A Security Token Offering (STO) is a relatively new way of raising funds for a start-up. It has some similarities to a traditional business that is going public through an Initial Public Offering (IPO). In an STO a company issues security tokens to investors. Security tokens can be described as asset-backed IOUs and they can be considered legally binding investment contracts that give investors access to a share of the company, a monthly dividend or a voice in the business decision-making process.
Is launching an STO a sustainable solution for blockchain companies to raise capital?
While ICO investors at utility token offerings do not acquire any rights or shares from the company they invest in, STO investors have more rights and can own shares similar to a regular business initiating an IPO. Benefits of launching an STO compared to an ICO are: Investors receive an asset-backed token because it basically is a share in the company. The business is more sustainable as it is scalable. It eliminates scam projects because it requires government compliance. A downside to STOs is that it takes away from the decentralized nature of cryptocurrency as government entities are involved in the approval to launch an STO. Given the fact that financial products are involved it seems fair that a reputable source is overseeing its legitimacy.
Lately, more and more companies are leaning towards launching an STO. News surrounding STOs has seen a large increase in the past months:
- Overstock.com subsidiary tZERO, recently concluded its months-long STO in which they raised 134 Million USD for their alternative trading platform for securities launched on the blockchain.
- Electric scooter company SPIN is launching an STO to raise 125 Million USD for its start-up.

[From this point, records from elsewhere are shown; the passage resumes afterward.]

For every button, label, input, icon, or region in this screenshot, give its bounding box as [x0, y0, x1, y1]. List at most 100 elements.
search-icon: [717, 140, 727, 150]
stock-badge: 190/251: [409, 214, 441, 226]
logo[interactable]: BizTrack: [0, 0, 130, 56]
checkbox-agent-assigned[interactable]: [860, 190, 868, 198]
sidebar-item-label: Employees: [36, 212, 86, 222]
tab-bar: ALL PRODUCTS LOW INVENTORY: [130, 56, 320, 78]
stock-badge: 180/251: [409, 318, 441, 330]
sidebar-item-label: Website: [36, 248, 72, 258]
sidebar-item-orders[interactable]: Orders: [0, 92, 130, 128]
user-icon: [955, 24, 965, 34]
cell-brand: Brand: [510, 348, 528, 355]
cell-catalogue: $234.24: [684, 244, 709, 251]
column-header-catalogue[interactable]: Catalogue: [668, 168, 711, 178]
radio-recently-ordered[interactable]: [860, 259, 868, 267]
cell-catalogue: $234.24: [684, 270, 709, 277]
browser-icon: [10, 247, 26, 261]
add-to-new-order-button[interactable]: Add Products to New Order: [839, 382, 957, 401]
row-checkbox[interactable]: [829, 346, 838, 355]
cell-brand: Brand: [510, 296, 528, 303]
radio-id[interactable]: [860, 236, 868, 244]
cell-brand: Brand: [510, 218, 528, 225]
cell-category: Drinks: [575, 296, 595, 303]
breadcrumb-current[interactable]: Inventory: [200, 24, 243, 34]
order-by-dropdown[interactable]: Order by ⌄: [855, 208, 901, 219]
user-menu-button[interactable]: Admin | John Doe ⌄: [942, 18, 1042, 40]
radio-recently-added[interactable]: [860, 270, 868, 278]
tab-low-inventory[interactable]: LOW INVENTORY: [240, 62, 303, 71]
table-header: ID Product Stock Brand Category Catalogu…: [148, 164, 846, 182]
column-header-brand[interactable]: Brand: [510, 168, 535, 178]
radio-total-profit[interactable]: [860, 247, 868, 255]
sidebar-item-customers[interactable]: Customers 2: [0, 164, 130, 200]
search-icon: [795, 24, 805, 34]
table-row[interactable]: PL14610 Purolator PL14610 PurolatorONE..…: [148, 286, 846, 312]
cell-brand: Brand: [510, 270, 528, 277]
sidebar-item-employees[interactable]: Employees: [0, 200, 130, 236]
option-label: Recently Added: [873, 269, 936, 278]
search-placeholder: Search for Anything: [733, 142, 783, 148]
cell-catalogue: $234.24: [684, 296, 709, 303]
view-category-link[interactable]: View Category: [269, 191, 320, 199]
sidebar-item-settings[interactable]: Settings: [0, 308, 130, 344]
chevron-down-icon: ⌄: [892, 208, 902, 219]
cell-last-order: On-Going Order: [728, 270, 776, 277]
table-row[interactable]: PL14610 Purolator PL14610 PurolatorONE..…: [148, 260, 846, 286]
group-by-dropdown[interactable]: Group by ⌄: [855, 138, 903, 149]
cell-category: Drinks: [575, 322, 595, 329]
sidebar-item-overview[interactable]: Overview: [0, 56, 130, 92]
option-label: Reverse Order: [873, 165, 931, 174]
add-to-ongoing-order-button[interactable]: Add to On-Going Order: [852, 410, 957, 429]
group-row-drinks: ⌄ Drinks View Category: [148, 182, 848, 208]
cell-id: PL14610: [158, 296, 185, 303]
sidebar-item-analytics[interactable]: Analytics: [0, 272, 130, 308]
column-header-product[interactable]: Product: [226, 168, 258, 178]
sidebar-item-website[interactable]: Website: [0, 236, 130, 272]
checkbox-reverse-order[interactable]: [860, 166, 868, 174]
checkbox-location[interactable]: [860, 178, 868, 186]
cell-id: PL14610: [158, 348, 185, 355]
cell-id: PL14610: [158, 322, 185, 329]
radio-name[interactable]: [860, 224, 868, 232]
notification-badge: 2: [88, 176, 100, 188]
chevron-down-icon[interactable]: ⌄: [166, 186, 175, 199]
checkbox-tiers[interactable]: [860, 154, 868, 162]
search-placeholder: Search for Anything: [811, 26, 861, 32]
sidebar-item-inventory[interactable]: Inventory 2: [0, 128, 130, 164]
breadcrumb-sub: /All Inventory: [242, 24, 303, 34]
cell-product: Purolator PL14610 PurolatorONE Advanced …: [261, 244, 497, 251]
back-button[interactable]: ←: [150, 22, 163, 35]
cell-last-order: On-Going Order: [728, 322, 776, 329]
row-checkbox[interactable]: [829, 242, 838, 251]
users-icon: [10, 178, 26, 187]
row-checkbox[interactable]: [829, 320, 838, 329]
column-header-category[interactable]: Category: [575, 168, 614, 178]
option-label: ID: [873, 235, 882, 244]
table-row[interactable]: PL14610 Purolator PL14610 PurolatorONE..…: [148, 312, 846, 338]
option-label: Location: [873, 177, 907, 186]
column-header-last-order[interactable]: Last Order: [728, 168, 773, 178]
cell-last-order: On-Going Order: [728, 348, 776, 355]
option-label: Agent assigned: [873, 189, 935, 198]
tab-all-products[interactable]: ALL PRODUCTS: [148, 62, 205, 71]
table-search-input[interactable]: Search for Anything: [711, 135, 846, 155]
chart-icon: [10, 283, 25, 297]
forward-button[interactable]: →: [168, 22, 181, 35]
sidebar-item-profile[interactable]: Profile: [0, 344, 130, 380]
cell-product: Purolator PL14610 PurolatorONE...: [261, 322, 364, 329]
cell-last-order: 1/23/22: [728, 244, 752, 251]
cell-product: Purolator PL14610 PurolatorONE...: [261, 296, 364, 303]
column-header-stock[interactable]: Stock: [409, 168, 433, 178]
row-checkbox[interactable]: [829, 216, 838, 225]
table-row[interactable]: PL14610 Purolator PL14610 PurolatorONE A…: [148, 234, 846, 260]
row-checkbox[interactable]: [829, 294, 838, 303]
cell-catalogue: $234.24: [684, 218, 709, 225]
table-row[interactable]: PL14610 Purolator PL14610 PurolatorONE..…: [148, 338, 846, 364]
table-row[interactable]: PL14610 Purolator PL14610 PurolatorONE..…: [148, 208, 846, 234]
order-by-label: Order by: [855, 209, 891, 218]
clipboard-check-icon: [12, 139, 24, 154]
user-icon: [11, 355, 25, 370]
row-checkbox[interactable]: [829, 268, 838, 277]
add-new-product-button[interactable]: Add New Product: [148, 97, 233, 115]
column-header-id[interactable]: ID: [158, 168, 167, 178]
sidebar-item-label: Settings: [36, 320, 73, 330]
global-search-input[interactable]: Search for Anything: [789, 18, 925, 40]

- Digital asset exchange Binance announced it is partnering with Malta in opening a specific digital exchange that offers the trading of security tokens.
Various platforms have emerged and will assist start-ups with their primary issuance through an STO, like StartEngine, Harbor, Republic, Polymath and Dusk Network.
Growing the cryptocurrency industry to a new and fully compliant asset class
Blockchain project The Abyss was the first to take on a new approach in launching an ICO and implemented Ethereum co-founder Vitalik Buterin’s idea of a more suitable ICO scheme, called a DAICO. A DAICO is an abbreviation of Decentralized Autonomous Initial Coin Offering and aims to implement the main benefits of a Decentralized Autonomous Organisation (DAO) into an ICO in a way that minimizes the risk and complexity.
Nebulas announced it will be postponing the teams' payment by at least 1 year with some specific funds being locked for up to 10 years. This gives them an additional incentive into committing themselves long-term and building the project they intended to build.
One of the key issues that need a solution is the fact that an ICO isn’t scalable. After a team runs out of funds there is no way to pay for staff and other business expenses. Money burns really fast when traveling all over the world to visit conferences, sponsor booths and pay a premium to hire blockchain developers, who are a scarcity. Some projects are now initiating second ICOs to fund a new business feature. Recently word got out that Dash might be running out of money. Verge is asking for donations to be able to keep working on the project.
In my opinion, we will see a big surge in the tokenization of securities starting in the coming months. Startups that enter the blockchain and cryptocurrency industry probably notice that the new trend will be to conduct a legit and compliant form of fundraising.
Disclaimer: This article is not intended as investment advice. It is just my personal opinion. You should always do your own research, before investing in a project and never invest more than you are willing to lose.